How to Create Projects With Communities

Engagement and communities have become buzz words in creative projects in recent years, particularly as many funders include this as a priority or requirement. For some artists it’s core to your work anyway but for others this can lead to frustration when you want to just get on and do the creative stuff. But there’s a reason behind it all. Access to the arts is not equal, whether that’s as an audience member, participant or artist and yet art is funded by everyone (lottery players and tax payers).

There have been lots of projects with a token gesture workshop for ‘the community’ that neither the artists or the people it’s supposed to be for wanted in the first place. No one wins in that situation. So something needs to change to move away from this dynamic of engagement activity for ‘the community’ and the ‘real’ art for everyone else. 

Changing how we work with communities

There are some key changes you can make to the process so that you’re creating with communities, not doing things for or to people. The first way of working gives people agency and respects them as equal participants in the arts activity. The second way of working at best makes people passive and sometimes unwilling participants, and in its worst form is patronising and sometimes damaging to vulnerable groups. 

Shifting the relationships


In traditional arts engagement you usually have the organisation or artist creating something over here and then trying to find an audience for it who are over there. The two parties are distant from one another and there’s a transactional relationship between them. Even if your project is free to take part in, you're ‘selling’ it to people to get them involved.

Shifting that relationship sees both parties in a partnership, in one place, having a conversation rather than promoting something at arm's length. Simply changing where the creative activity happens can start this shift- taking things out of an arts space into a community centre, shopping centre or park. If you want to engage a particular community, ask if you can work with them, in their space, on their terms, and immediately the type of relationship changes.

Shifting the timeline

Often a project is created and developed and then work with communities is added on at the end. What does it do if you start with communities? Start your project with conversations with the people it’s for and change the timeline accordingly. If you’re really listening to what people want there needs to be flexibility.

Many communities, particularly those underserved by arts funding and who are therefore often priority groups for funders and projects, are already wise to complete projects being parachuted in and then disappearing and there’s often an understandable mistrust. If you want to work with a particular community for any reason other than box ticking, it needs to be a longer term relationship. Projects that do this successfully work with the same groups or in the same area over several years, building real relationships of trust. If the aim is to build confidence, teach skills, change people’s perceptions or increase arts engagement, this doesn’t happen over 4 weeks of workshops. 

Sharing power and decision making

I often think of engagement work being a bit like Subway (yes the sandwich shop). The aim of outreach and engagement activity is to get people involved and there’s often talk of feeling ownership, being involved in decision making etc. But I think often the choices are a bit like Subway choices. Theoretically you make all the choices and it’s your sandwich, your way. But actually before you’ve even set foot in the door they have chosen the bread options, chosen the ingredients, chosen the order you make those choices in. They’ve also decided the location, the opening times, the price and how it’s marketed. It’s the illusion of choice but it’s token gesture.

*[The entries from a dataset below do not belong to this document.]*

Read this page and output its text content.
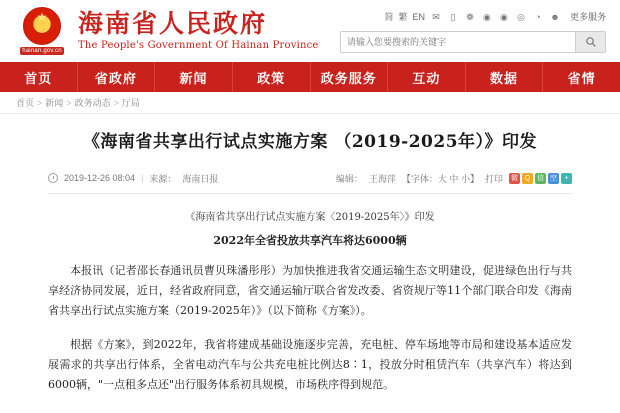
★
hainan.gov.cn
海南省人民政府
The People's Government Of Hainan Province
简 繁 EN ✉	▯	❁ ◉ ◉ ◎	◔	☻ 更多服务
请输入您要搜索的关键字
首页	省政府	新闻	政策	政务服务	互动	数据	省情
首页 > 新闻 > 政务动态 > 厅局
《海南省共享出行试点实施方案 （2019-2025年）》印发
2019-12-26 08:04 | 来源： 海南日报	编辑： 王海萍 【字体：大 中 小】 打印 微 Q 信 空	+
《海南省共享出行试点实施方案〈2019-2025年〉》印发
2022年全省投放共享汽车将达6000辆
本报讯（记者邵长春通讯员曹贝珠潘彤彤）为加快推进我省交通运输生态文明建设，促进绿色出行与共享经济协同发展，近日，经省政府同意，省交通运输厅联合省发改委、省资规厅等11个部门联合印发《海南省共享出行试点实施方案（2019-2025年）》（以下简称《方案》）。
根据《方案》，到2022年，我省将建成基础设施逐步完善，充电桩、停车场地等市局和建设基本适应发展需求的共享出行体系，全省电动汽车与公共充电桩比例达8∶1，投放分时租赁汽车（共享汽车）将达到6000辆，"一点租多点还"出行服务体系初具规模，市场秩序得到规范。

There are lots of aspects of a project that communities could be involved in or share the decision making or power in. A lot of it has to do with who’s on your project team. What roles are the community taking on, when and where are their voices heard? How diverse are the paid team making the decisions? Start with whether your community want a sandwich in the first place and then see if anyone’s got a great bread recipe and bake it together. 

Making those changes


How can you apply these principles- of shifting relationships, timelines and power- to your project? Here are some suggestions for activities to get started:

Map the relationships

Draw a diagram of the relationships in your project to see where it stands right now. Who are the different stakeholders in your work or project? (artists, community members, organisations etc) Where are they in relation to one another? Who works closely together and who is at a distance? How and when are ideas or information exchanged? Can you show power dynamics in this diagram? Who is in charge? Who makes decisions? At what point do people get involved? Then once you have this visual of the current situation, how do you want it to change?

The Agency Scale


Battersea Arts Centre runs a network called Co-Creating Change which is about how people work together on creative projects and how artists and communities can collaborate. Their Agency Scale is a tool to work out what % of each aspect of decision making is owned by the artist/ organisation and what % the community takes on- to show who holds power or agency at each stage of the project process.

To create your own version, list the different aspects of the project (artistic concept, budgeting, recruiting the team etc) and assign a percentage to each party (organisation/ artist as one party and community as the other) based on how much decision making responsibility each has. Your totals then give you a weighting of who holds the power in the project and can prompt ideas for if and how you might want to shift that.

Learn from others

Of/ By/ For have created a series of prompt questions to explore involving more diverse communities in your work. Strike A Light have their 7 ingredients for cultural events created with communities. This extract from The Relationship Is the Project has loads of practical ideas and tips for working with communities. Culture Reset have a range of resources including podcasts showcasing community led projects.

Take action

Set yourself three action points or goals to apply to your next project. What could you do differently or be flexible about which would allow you to shift the relationship, shift the timeline or share the power and decision making? Then go out and make it happen.